Mercedes sees lower sales ending 5-year streak

The reduction in sales volume is due to external and supply-driven factors. The tax holiday gave a boost to the car market last year


MERCEDES-BENZ Malaysia Sdn Bhd expects sales for the year to be lower year-on-year (YoY) thus ending the company’s five-year streak of record numbers of cars sold.

Its sales and marketing passenger cars VP Michael Jopp said the reduction in sales volume is due to external factors and partly due to the tax holiday last year.

“The volume is going to be less than last year’s mostly due to external factors and supply-driven factors, which, to some extent, are beyond our control. The tax holiday gave a boost to the car market last year and so, a YoY comparison is a little bit unfair,” Jopp told The Malaysian Reserve in an interview recently.

Jopp said the company sees a change in local customer behaviour due to global economic uncertainties.

“The customer sentiment has changed. I think people are more cautious and careful before they go into purchasing decisions,” he said.

Regardless, Jopp views the current situation is an aberration of long-term growth trend and will normalise in the future.

“I am confident this will neutralise over time,” Jopp said.

To date, Mercedes deliveries are below last year’s number, although the final quarter is expected to boost sales, contributed by improved supply situation.

“I am confident the fourth-quarter sales will end up significantly on a high note,” he added.

Mercedes achieved a fifth consecutive record year in 2018, with a total of 13,079 cars delivered, an increase of 9% or 1,034 units from 12,045 units recorded in 2017.

The German marque is leading the local premium segment at a 2.4% market share ahead of competitors like BMW Malaysia Sdn Bhd and Volvo Cars Malaysia Sdn Bhd.

Jopp, who assumed his position about three months ago from his previous tenure at Mercedes-Benz India, said the company is determined to be part of the local automotive industry’s transformation into electrification.

“The transformation we are seeing in the market is the shift from the combustion engine to plug-in and electric mobility.

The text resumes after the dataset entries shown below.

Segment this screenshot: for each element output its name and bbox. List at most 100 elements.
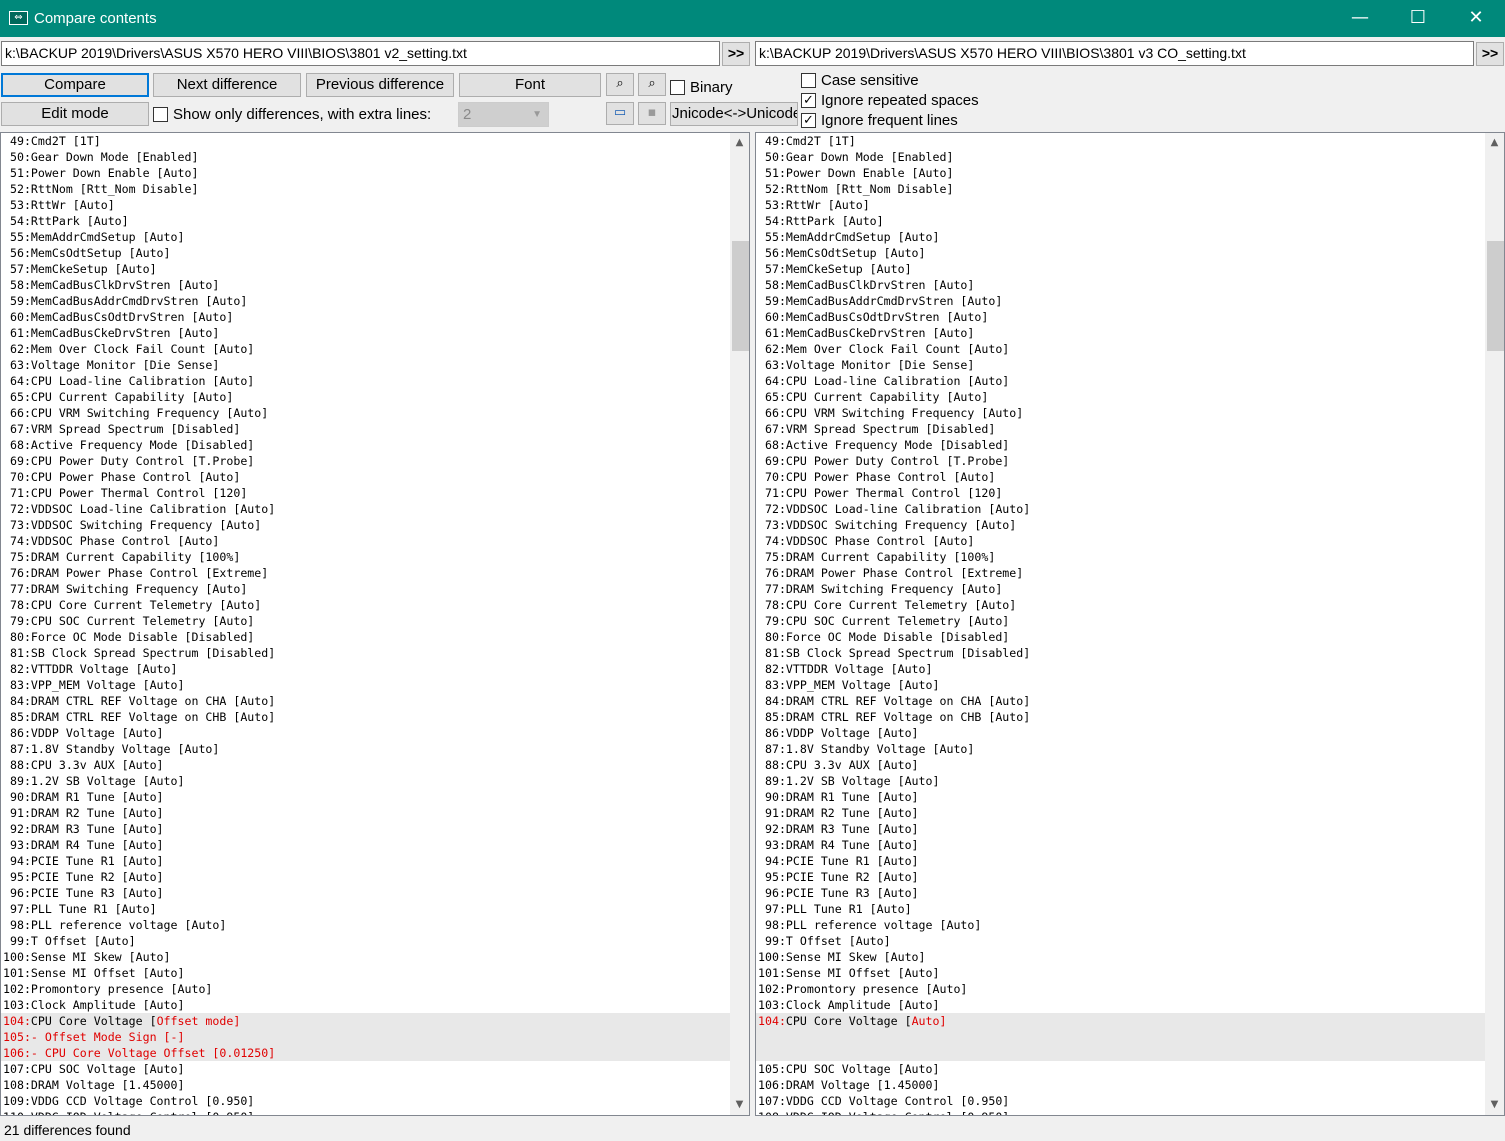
window-icon[interactable]: ▭ [606, 102, 634, 125]
diff-line[interactable]: 104:CPU Core Voltage [Auto] [756, 1013, 1485, 1029]
diff-line[interactable]: 105:- Offset Mode Sign [-] [1, 1029, 730, 1045]
text-line[interactable]: 103:Clock Amplitude [Auto] [1, 997, 730, 1013]
text-line[interactable]: 103:Clock Amplitude [Auto] [756, 997, 1485, 1013]
text-line[interactable]: 74:VDDSOC Phase Control [Auto] [1, 533, 730, 549]
text-line[interactable]: 64:CPU Load-line Calibration [Auto] [1, 373, 730, 389]
scroll-down-icon[interactable]: ▼ [1485, 1096, 1504, 1113]
text-line[interactable]: 95:PCIE Tune R2 [Auto] [1, 869, 730, 885]
text-line[interactable]: 51:Power Down Enable [Auto] [756, 165, 1485, 181]
text-line[interactable]: 56:MemCsOdtSetup [Auto] [756, 245, 1485, 261]
text-line[interactable]: 68:Active Frequency Mode [Disabled] [1, 437, 730, 453]
text-line[interactable]: 59:MemCadBusAddrCmdDrvStren [Auto] [1, 293, 730, 309]
left-scrollbar[interactable]: ▲ ▼ [730, 133, 749, 1115]
text-line[interactable]: 98:PLL reference voltage [Auto] [756, 917, 1485, 933]
text-line[interactable]: 66:CPU VRM Switching Frequency [Auto] [1, 405, 730, 421]
text-line[interactable]: 78:CPU Core Current Telemetry [Auto] [1, 597, 730, 613]
text-line[interactable]: 84:DRAM CTRL REF Voltage on CHA [Auto] [1, 693, 730, 709]
left-text-pane[interactable]: 49:Cmd2T [1T] 50:Gear Down Mode [Enabled… [0, 132, 750, 1116]
text-line[interactable]: 51:Power Down Enable [Auto] [1, 165, 730, 181]
text-line[interactable]: 99:T Offset [Auto] [756, 933, 1485, 949]
text-line[interactable]: 62:Mem Over Clock Fail Count [Auto] [1, 341, 730, 357]
left-scrollbar-thumb[interactable] [732, 241, 749, 351]
text-line[interactable]: 76:DRAM Power Phase Control [Extreme] [1, 565, 730, 581]
left-lines[interactable]: 49:Cmd2T [1T] 50:Gear Down Mode [Enabled… [1, 133, 730, 1115]
find-icon[interactable]: ⌕ [606, 73, 634, 96]
diff-line[interactable] [756, 1045, 1485, 1061]
text-line[interactable]: 89:1.2V SB Voltage [Auto] [756, 773, 1485, 789]
show-only-differences-box[interactable] [153, 107, 168, 122]
find-next-icon[interactable]: ⌕ [638, 73, 666, 96]
extra-lines-select[interactable]: 2 ▼ [458, 102, 549, 127]
minimize-button[interactable]: — [1331, 0, 1389, 37]
text-line[interactable]: 106:DRAM Voltage [1.45000] [756, 1077, 1485, 1093]
text-line[interactable]: 54:RttPark [Auto] [756, 213, 1485, 229]
text-line[interactable]: 77:DRAM Switching Frequency [Auto] [1, 581, 730, 597]
maximize-button[interactable]: ☐ [1389, 0, 1447, 37]
text-line[interactable]: 72:VDDSOC Load-line Calibration [Auto] [756, 501, 1485, 517]
text-line[interactable]: 108:VDDG IOD Voltage Control [0.950] [756, 1109, 1485, 1115]
text-line[interactable]: 60:MemCadBusCsOdtDrvStren [Auto] [756, 309, 1485, 325]
text-line[interactable]: 64:CPU Load-line Calibration [Auto] [756, 373, 1485, 389]
text-line[interactable]: 100:Sense MI Skew [Auto] [756, 949, 1485, 965]
text-line[interactable]: 73:VDDSOC Switching Frequency [Auto] [1, 517, 730, 533]
text-line[interactable]: 91:DRAM R2 Tune [Auto] [1, 805, 730, 821]
text-line[interactable]: 72:VDDSOC Load-line Calibration [Auto] [1, 501, 730, 517]
text-line[interactable]: 92:DRAM R3 Tune [Auto] [756, 821, 1485, 837]
text-line[interactable]: 69:CPU Power Duty Control [T.Probe] [1, 453, 730, 469]
text-line[interactable]: 79:CPU SOC Current Telemetry [Auto] [756, 613, 1485, 629]
text-line[interactable]: 88:CPU 3.3v AUX [Auto] [756, 757, 1485, 773]
text-line[interactable]: 105:CPU SOC Voltage [Auto] [756, 1061, 1485, 1077]
text-line[interactable]: 57:MemCkeSetup [Auto] [756, 261, 1485, 277]
left-browse-button[interactable]: >> [722, 42, 750, 66]
text-line[interactable]: 94:PCIE Tune R1 [Auto] [756, 853, 1485, 869]
text-line[interactable]: 55:MemAddrCmdSetup [Auto] [756, 229, 1485, 245]
text-line[interactable]: 110:VDDG IOD Voltage Control [0.950] [1, 1109, 730, 1115]
text-line[interactable]: 83:VPP_MEM Voltage [Auto] [1, 677, 730, 693]
text-line[interactable]: 49:Cmd2T [1T] [756, 133, 1485, 149]
previous-difference-button[interactable]: Previous difference [306, 73, 454, 97]
text-line[interactable]: 87:1.8V Standby Voltage [Auto] [756, 741, 1485, 757]
text-line[interactable]: 60:MemCadBusCsOdtDrvStren [Auto] [1, 309, 730, 325]
diff-line[interactable] [756, 1029, 1485, 1045]
text-line[interactable]: 71:CPU Power Thermal Control [120] [756, 485, 1485, 501]
text-line[interactable]: 101:Sense MI Offset [Auto] [756, 965, 1485, 981]
text-line[interactable]: 85:DRAM CTRL REF Voltage on CHB [Auto] [756, 709, 1485, 725]
text-line[interactable]: 87:1.8V Standby Voltage [Auto] [1, 741, 730, 757]
text-line[interactable]: 86:VDDP Voltage [Auto] [1, 725, 730, 741]
scroll-down-icon[interactable]: ▼ [730, 1096, 749, 1113]
text-line[interactable]: 65:CPU Current Capability [Auto] [756, 389, 1485, 405]
text-line[interactable]: 90:DRAM R1 Tune [Auto] [756, 789, 1485, 805]
text-line[interactable]: 59:MemCadBusAddrCmdDrvStren [Auto] [756, 293, 1485, 309]
unicode-button[interactable]: Jnicode<->Unicode [670, 102, 798, 126]
text-line[interactable]: 96:PCIE Tune R3 [Auto] [756, 885, 1485, 901]
right-browse-button[interactable]: >> [1476, 42, 1504, 66]
text-line[interactable]: 107:VDDG CCD Voltage Control [0.950] [756, 1093, 1485, 1109]
edit-mode-button[interactable]: Edit mode [1, 102, 149, 126]
text-line[interactable]: 78:CPU Core Current Telemetry [Auto] [756, 597, 1485, 613]
text-line[interactable]: 73:VDDSOC Switching Frequency [Auto] [756, 517, 1485, 533]
text-line[interactable]: 69:CPU Power Duty Control [T.Probe] [756, 453, 1485, 469]
text-line[interactable]: 101:Sense MI Offset [Auto] [1, 965, 730, 981]
text-line[interactable]: 62:Mem Over Clock Fail Count [Auto] [756, 341, 1485, 357]
text-line[interactable]: 93:DRAM R4 Tune [Auto] [1, 837, 730, 853]
text-line[interactable]: 75:DRAM Current Capability [100%] [756, 549, 1485, 565]
text-line[interactable]: 96:PCIE Tune R3 [Auto] [1, 885, 730, 901]
check-icon[interactable]: ✓ [801, 113, 816, 128]
text-line[interactable]: 66:CPU VRM Switching Frequency [Auto] [756, 405, 1485, 421]
binary-checkbox[interactable]: Binary [670, 79, 733, 96]
text-line[interactable]: 94:PCIE Tune R1 [Auto] [1, 853, 730, 869]
text-line[interactable]: 53:RttWr [Auto] [756, 197, 1485, 213]
text-line[interactable]: 63:Voltage Monitor [Die Sense] [756, 357, 1485, 373]
text-line[interactable]: 65:CPU Current Capability [Auto] [1, 389, 730, 405]
text-line[interactable]: 84:DRAM CTRL REF Voltage on CHA [Auto] [756, 693, 1485, 709]
text-line[interactable]: 70:CPU Power Phase Control [Auto] [756, 469, 1485, 485]
text-line[interactable]: 93:DRAM R4 Tune [Auto] [756, 837, 1485, 853]
text-line[interactable]: 92:DRAM R3 Tune [Auto] [1, 821, 730, 837]
show-only-differences-checkbox[interactable]: Show only differences, with extra lines: [153, 106, 431, 123]
text-line[interactable]: 81:SB Clock Spread Spectrum [Disabled] [1, 645, 730, 661]
ignore-repeated-spaces-checkbox[interactable]: ✓ Ignore repeated spaces [801, 92, 979, 109]
text-line[interactable]: 98:PLL reference voltage [Auto] [1, 917, 730, 933]
case-sensitive-checkbox[interactable]: Case sensitive [801, 72, 919, 89]
right-file-path-input[interactable]: k:\BACKUP 2019\Drivers\ASUS X570 HERO VI… [755, 41, 1474, 66]
right-scrollbar-thumb[interactable] [1487, 241, 1504, 351]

I think it is a very exciting opportunity to be part of that transformation and also to determine the way forward in that transformation,” he said.

Jopp said the company is looking at exporting to Asean countries where the brand does not have any local manufacturing facility, after having penetrated the Philippines market recently.

In August, the company announced it had started exporting the first complete knock-down lefthand drive Mercedes-Benz C-Class to the Philippines from its plant in Pekan, Pahang.

Jopp said the first batch of exports to the Philippines will be 100 cars, but the company is ready to do more.

In the next five years, the carmaker will focus on customers’ needs, while participating in the industry’s transformation.

“We will be customer-centric as much as possible and this is the direction going forward, as well as the transformation to an electric vehicle in the next five years,” he said.